After we arrived in Seattle and were able to purchase decent beans, we owned a series of stove-top espresso makers, of which this:

is the only survivor. It’s still in a cupboard above the stove. This may, in fact, be the machine that got vapor-locked one day in the early 80s and launched itself, Challenger-like, over the stove and put a dent in the wall while spewing its inky payload all over the kitchen. I think the dent’s still there. Subliminally, at least, we had been looking for an excuse, and this incident gave us license to move on to a real steam-vapor Gaggia electric. A little later, I added a burr grinder to the suite.

That machine was a work-horse, and we used it until the late 90s when, I think, it actually rusted out like a Pinto that’s been driven too long on corn belt winter highways. There must be a lot of us in Seattle who have home espresso makers, because there’s a dandy little shop on Phinney called Home Espresso Repair that apparently gets sufficient business to have lasted for at least 15 years. When they could not find parts to repair the Gaggia, we bought our current machine from Starbuck’s for somewhere under $300. It reliably provides the 6 - 8 pulls we require of it each day.

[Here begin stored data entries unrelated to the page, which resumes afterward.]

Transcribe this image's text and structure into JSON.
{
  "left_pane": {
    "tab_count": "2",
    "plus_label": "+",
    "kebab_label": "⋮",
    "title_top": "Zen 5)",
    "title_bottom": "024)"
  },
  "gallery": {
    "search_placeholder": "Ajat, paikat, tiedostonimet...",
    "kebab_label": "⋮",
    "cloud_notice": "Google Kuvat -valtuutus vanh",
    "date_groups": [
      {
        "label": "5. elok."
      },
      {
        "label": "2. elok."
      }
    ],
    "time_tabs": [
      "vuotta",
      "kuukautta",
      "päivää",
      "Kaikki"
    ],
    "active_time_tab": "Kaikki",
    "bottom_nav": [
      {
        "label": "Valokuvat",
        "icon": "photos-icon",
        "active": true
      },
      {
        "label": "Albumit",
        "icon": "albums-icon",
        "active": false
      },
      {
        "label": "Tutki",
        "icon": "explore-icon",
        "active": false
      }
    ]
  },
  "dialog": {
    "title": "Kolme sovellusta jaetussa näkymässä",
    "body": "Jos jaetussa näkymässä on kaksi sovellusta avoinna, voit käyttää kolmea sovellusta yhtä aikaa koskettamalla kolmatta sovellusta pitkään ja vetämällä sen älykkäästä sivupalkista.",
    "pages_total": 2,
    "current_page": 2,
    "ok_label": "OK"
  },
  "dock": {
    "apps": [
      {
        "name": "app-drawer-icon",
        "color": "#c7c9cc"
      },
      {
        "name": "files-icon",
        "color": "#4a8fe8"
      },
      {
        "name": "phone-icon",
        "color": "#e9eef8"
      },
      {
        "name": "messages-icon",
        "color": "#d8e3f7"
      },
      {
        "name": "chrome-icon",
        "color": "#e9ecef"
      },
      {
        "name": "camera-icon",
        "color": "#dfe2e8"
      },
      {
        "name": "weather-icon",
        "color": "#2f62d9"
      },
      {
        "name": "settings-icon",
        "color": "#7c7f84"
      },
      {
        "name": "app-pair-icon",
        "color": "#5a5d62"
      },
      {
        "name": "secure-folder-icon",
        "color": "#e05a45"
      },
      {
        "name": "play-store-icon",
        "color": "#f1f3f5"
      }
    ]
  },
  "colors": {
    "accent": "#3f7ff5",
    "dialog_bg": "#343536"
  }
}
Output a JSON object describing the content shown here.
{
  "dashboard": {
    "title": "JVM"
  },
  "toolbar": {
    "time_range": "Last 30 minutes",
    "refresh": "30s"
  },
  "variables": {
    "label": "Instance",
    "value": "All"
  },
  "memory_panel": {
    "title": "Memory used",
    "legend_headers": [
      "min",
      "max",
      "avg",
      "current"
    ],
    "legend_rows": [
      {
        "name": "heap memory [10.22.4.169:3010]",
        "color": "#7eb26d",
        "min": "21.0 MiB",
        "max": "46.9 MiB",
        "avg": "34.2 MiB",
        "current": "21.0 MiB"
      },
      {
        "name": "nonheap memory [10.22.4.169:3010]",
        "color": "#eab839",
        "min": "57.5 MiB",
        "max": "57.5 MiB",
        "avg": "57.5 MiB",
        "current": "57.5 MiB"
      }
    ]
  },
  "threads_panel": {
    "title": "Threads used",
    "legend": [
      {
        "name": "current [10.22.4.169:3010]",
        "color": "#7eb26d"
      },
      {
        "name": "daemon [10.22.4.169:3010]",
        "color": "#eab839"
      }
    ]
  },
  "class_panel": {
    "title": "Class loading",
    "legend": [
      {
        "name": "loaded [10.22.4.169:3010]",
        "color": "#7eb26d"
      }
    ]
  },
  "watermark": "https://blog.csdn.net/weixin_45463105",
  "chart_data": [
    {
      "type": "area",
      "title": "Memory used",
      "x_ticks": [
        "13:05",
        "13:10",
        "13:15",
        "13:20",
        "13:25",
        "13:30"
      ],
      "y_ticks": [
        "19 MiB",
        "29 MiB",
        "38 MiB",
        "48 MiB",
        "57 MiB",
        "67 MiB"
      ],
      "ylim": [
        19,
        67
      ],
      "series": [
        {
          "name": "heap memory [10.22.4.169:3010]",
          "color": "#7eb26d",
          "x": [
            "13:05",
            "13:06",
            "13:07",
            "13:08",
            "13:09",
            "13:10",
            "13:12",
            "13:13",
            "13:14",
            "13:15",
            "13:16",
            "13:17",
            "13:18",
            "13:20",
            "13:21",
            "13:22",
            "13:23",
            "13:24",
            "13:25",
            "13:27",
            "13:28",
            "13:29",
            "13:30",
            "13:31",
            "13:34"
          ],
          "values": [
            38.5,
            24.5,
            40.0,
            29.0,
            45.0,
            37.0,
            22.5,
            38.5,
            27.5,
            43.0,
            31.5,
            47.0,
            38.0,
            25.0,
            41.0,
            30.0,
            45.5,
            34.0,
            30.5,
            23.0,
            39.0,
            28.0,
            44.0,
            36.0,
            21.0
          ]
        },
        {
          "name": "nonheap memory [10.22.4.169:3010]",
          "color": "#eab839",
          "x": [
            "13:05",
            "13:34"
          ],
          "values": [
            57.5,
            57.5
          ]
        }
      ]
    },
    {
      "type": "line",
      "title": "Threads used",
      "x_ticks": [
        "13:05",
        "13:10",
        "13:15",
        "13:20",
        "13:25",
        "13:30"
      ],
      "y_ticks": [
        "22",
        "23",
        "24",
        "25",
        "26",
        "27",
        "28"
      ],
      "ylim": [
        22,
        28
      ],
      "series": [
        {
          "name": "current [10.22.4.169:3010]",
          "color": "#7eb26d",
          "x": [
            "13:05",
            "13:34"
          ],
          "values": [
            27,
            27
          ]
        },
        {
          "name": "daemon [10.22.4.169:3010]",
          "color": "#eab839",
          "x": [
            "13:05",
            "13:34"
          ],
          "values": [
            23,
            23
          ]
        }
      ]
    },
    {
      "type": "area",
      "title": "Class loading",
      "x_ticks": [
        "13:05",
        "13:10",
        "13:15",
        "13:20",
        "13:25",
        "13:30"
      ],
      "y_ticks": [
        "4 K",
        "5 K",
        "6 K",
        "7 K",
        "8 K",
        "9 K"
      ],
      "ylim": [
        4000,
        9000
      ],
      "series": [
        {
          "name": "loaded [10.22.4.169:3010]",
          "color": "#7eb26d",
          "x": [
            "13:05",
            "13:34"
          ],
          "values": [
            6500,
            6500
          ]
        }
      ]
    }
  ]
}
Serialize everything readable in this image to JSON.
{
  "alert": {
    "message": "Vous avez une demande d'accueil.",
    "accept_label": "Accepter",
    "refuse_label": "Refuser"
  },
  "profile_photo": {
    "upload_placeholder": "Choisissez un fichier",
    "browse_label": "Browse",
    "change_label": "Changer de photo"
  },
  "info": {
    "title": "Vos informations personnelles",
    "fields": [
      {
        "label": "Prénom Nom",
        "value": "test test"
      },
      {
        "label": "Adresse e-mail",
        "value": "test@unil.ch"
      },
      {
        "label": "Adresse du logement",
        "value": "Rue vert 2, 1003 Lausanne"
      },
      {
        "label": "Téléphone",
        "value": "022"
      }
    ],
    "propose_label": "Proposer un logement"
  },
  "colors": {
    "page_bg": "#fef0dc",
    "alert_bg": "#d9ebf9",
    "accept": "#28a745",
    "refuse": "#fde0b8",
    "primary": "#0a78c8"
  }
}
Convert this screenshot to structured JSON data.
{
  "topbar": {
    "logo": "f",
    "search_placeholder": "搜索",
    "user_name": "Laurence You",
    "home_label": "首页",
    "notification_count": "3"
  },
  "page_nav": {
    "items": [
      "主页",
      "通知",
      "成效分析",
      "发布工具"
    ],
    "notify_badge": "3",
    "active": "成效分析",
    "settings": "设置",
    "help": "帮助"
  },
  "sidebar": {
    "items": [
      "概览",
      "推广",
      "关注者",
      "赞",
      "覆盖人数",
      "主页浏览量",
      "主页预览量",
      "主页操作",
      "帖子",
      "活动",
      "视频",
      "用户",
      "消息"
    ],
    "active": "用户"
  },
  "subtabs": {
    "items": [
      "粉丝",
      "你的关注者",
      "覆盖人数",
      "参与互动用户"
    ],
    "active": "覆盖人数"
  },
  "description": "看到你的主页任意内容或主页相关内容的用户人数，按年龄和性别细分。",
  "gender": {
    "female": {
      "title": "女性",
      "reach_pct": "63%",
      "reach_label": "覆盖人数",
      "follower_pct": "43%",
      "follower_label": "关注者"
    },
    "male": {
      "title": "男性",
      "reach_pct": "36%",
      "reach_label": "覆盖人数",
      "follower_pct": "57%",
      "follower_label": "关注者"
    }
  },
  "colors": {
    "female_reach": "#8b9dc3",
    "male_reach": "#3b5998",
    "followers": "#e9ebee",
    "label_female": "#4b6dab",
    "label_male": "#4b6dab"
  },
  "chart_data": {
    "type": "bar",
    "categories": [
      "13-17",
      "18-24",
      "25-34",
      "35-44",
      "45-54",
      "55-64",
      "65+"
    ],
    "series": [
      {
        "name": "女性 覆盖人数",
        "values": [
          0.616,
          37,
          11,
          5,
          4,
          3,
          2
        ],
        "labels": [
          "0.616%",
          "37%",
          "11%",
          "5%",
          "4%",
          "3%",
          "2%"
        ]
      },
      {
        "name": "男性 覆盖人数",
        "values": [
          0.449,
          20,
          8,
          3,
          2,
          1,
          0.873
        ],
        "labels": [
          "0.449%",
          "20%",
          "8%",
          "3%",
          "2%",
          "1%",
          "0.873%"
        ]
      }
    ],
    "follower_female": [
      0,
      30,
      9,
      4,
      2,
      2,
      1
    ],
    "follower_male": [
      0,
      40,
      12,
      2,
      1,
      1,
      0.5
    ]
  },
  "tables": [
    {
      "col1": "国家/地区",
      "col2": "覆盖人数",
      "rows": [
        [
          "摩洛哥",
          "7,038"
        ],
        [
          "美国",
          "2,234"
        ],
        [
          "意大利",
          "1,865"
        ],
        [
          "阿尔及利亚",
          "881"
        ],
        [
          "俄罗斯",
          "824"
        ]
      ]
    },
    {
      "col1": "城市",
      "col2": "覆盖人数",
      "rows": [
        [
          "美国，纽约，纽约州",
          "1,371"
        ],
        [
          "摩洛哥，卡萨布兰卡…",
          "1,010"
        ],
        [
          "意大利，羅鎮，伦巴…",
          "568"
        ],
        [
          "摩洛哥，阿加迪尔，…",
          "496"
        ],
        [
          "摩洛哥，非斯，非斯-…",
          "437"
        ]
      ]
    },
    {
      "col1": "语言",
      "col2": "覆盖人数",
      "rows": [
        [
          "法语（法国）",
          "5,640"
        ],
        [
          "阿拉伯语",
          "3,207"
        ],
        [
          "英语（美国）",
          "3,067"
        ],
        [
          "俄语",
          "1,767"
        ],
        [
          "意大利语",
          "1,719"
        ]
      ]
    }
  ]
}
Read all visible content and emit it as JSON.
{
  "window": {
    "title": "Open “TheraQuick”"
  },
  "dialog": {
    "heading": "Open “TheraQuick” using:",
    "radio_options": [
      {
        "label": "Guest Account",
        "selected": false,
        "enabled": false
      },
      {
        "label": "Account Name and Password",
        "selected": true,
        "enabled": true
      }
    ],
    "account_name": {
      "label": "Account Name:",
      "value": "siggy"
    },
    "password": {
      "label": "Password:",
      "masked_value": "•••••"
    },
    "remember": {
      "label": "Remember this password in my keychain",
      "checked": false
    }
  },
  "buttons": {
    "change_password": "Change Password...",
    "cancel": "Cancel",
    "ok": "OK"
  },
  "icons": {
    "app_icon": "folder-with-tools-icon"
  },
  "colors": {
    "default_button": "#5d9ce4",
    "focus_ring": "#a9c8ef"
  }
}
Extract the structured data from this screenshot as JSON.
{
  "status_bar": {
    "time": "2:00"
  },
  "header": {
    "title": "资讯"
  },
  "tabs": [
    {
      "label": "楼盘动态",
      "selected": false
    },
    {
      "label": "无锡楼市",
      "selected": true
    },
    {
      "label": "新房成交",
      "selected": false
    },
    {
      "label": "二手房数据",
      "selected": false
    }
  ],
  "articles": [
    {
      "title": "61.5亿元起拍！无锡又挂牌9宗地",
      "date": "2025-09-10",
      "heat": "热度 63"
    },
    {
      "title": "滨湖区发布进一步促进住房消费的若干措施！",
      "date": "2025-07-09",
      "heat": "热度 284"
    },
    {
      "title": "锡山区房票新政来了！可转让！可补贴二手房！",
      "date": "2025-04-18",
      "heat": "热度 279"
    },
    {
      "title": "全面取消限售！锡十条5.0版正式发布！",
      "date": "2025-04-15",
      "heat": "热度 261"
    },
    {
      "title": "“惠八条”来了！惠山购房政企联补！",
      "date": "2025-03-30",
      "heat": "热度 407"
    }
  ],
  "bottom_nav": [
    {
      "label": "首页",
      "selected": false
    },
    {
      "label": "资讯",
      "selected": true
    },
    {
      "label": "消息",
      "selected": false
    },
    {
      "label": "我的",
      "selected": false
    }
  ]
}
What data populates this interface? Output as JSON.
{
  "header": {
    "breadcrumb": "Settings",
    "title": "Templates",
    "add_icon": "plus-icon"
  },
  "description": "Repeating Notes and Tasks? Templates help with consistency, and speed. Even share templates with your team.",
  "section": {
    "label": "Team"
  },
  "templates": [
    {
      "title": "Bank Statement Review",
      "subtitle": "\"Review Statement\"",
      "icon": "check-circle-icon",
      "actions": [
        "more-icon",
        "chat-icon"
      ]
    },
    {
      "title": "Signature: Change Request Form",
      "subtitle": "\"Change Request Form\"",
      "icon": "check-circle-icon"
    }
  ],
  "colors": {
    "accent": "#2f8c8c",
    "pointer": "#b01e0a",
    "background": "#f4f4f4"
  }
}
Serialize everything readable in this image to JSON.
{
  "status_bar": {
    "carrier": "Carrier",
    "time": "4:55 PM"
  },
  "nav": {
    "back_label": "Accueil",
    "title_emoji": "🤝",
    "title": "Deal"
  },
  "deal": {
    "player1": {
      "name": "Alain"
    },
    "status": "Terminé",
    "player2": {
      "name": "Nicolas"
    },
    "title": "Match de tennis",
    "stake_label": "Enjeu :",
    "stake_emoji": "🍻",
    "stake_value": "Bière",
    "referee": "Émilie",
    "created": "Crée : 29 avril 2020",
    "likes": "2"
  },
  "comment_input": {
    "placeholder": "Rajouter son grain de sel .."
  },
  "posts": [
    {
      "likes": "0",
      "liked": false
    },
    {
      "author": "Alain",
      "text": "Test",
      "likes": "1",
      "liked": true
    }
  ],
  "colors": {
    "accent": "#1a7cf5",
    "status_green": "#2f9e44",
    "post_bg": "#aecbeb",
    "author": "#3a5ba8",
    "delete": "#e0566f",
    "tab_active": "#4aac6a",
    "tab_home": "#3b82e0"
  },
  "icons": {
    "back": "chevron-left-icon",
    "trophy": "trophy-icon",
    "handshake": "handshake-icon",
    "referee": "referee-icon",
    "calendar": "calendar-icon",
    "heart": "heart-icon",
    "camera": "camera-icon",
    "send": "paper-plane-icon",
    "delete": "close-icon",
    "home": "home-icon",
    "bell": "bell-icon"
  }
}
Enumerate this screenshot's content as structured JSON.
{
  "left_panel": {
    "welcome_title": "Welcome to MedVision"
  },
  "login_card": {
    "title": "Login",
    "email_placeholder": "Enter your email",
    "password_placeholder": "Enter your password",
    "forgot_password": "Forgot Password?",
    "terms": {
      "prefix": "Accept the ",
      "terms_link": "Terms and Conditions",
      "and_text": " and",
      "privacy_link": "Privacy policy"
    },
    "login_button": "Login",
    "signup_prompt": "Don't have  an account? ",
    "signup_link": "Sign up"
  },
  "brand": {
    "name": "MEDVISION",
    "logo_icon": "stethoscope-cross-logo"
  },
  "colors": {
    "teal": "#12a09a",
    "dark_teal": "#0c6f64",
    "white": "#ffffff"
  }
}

It would take a skilled salesperson with a very nice figure to convince me that I could taste the difference between the coffee I make with my machine and the precious excrescences of a $7,500 surrogate. Especially when there’s not an appliance in the kitchen that I’ve paid more than $400 for - the stove and the fridge were both purchased in the 70s, the dishwasher around 1981 when we did our remodel.